きっちりと締めたネクタイの前、胸元で交差させた指先を動かすのは、ロッシュが考え事をするときの癖だ。
「上手だったしよく似ていたから、かなり腕のある描き手だと思うの。レディ・コレットが思いとどまってくださって本当によかったわ」
大金を払って偽物を摑まされたなど、嘲笑の的だ。
芸術に精通しているバンクロフト家の出であり、社交界の花でもあるミランダなら、なおさら話題になったであろう。
「お嬢様ならランメルトでもデズムンドでも見破ったでしょうがね。よりにもよって、レイモンドとは」
「そうなのです。

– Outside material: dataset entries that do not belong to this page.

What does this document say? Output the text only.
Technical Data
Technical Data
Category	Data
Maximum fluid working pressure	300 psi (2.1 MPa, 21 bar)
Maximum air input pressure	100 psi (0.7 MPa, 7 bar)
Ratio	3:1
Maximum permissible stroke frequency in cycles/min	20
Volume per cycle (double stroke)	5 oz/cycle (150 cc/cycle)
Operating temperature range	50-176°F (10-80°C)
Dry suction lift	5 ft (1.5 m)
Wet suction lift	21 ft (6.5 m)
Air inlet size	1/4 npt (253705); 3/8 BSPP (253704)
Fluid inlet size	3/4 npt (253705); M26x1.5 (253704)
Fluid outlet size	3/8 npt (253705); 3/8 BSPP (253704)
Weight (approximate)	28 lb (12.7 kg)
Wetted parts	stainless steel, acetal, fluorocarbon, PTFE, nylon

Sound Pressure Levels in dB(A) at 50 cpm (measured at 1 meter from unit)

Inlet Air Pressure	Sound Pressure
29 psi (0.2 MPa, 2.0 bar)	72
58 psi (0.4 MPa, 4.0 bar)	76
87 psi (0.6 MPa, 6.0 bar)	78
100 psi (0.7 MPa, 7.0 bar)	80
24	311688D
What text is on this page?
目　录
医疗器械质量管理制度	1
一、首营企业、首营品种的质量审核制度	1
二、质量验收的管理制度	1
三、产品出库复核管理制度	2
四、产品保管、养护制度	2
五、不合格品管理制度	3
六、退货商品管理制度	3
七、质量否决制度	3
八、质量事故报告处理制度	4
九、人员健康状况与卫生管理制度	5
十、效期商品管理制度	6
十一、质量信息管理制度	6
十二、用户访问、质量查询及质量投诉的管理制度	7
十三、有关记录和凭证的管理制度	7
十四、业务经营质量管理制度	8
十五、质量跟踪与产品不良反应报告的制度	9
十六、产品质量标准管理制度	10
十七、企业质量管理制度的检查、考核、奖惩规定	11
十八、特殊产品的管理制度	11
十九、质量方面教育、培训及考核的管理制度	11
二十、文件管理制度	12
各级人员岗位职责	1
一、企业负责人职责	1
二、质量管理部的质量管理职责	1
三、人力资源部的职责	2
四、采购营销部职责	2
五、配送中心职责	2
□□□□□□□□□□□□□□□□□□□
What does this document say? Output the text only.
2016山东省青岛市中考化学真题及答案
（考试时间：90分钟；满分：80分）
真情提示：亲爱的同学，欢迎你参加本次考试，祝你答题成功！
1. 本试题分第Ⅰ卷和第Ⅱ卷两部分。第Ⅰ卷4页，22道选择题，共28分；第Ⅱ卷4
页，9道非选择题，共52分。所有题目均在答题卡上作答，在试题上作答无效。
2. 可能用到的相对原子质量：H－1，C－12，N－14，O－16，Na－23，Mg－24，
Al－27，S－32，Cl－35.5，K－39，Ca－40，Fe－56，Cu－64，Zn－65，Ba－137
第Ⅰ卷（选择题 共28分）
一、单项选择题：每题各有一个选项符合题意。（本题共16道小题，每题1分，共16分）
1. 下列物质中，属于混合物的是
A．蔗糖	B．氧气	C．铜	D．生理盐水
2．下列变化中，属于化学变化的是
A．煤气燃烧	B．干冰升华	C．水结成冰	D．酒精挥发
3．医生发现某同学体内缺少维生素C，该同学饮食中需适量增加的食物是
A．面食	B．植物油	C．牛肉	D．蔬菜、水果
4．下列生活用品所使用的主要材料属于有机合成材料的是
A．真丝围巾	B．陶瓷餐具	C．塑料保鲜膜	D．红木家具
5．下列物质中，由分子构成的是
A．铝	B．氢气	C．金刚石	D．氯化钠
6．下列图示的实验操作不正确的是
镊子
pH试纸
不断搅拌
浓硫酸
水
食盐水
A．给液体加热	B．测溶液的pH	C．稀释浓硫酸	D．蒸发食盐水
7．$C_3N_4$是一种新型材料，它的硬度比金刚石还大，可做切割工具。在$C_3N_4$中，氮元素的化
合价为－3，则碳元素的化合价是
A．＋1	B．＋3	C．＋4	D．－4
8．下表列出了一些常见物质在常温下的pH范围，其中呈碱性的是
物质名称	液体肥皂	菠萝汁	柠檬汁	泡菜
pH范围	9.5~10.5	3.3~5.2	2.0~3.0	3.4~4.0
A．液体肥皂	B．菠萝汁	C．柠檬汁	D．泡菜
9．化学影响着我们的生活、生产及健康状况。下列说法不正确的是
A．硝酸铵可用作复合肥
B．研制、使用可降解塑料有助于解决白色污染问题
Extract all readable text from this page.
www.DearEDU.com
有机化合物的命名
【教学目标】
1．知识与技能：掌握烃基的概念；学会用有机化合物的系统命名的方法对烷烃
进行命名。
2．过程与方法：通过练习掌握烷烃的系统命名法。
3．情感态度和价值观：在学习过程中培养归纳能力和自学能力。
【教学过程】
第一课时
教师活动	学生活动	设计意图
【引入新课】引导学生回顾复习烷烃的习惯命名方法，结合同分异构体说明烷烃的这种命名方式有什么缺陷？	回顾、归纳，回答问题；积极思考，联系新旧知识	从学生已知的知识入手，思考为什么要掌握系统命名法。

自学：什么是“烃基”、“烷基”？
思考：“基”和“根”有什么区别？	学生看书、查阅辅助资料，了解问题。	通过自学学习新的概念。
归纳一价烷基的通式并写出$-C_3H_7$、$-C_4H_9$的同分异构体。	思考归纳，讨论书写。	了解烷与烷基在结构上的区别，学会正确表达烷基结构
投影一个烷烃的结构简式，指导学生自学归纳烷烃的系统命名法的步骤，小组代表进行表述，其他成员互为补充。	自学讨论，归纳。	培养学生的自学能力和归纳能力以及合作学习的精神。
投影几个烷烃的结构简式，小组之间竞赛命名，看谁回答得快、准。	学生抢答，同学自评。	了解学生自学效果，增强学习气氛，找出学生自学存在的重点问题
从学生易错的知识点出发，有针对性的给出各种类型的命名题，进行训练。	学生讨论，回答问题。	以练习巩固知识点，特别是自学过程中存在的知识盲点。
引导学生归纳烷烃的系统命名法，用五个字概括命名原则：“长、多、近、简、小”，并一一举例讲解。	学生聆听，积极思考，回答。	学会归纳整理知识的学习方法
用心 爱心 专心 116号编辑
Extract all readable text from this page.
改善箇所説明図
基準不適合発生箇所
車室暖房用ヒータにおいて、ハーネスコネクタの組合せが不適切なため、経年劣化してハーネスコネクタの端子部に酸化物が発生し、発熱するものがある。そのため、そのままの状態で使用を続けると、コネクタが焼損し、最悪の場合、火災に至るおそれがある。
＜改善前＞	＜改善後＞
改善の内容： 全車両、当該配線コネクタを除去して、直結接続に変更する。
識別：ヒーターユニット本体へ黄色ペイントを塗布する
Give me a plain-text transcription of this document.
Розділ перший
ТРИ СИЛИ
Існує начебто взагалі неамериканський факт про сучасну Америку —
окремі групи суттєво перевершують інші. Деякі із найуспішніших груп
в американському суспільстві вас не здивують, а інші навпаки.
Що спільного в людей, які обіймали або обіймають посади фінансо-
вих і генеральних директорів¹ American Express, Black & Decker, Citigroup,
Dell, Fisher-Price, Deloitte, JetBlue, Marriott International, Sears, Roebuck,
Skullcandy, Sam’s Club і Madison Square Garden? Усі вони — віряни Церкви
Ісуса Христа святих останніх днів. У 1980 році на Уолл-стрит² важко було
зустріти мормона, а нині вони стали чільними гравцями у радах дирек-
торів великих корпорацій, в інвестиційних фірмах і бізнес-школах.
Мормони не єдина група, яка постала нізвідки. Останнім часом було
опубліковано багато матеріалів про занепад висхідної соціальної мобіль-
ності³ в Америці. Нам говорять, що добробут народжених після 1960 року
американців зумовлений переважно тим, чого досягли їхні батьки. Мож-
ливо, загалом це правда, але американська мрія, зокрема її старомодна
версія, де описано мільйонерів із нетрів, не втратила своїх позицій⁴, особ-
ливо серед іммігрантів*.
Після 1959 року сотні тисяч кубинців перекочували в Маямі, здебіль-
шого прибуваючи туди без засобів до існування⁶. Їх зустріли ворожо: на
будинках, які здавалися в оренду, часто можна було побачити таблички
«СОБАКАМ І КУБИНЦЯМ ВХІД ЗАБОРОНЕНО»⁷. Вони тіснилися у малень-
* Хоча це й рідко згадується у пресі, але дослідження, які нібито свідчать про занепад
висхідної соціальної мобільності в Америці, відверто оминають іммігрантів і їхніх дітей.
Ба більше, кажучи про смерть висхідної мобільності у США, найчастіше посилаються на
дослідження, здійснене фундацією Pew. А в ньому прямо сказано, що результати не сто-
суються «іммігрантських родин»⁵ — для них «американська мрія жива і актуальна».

しかもあの男は、フィオナ様を随分恨みがましい目で見ていましてねえ」
心配そうなハンスの言葉にも、フィオナは怯まない。
取引に口を挟んだのは、絵の世界に属するものとしての正義感だけが理由ではなかった。
「だってじいや、黙ってなんかいられないでしょう! あんな……あんな、叔父様を利用するようなやり方は」
フィオナの手にある、叔父からの手紙。
「愛する姪へ」で始まる便箋の最後に記された署名は「レジナルド・レイモンド・ベイリー」――件の画家の名前だった。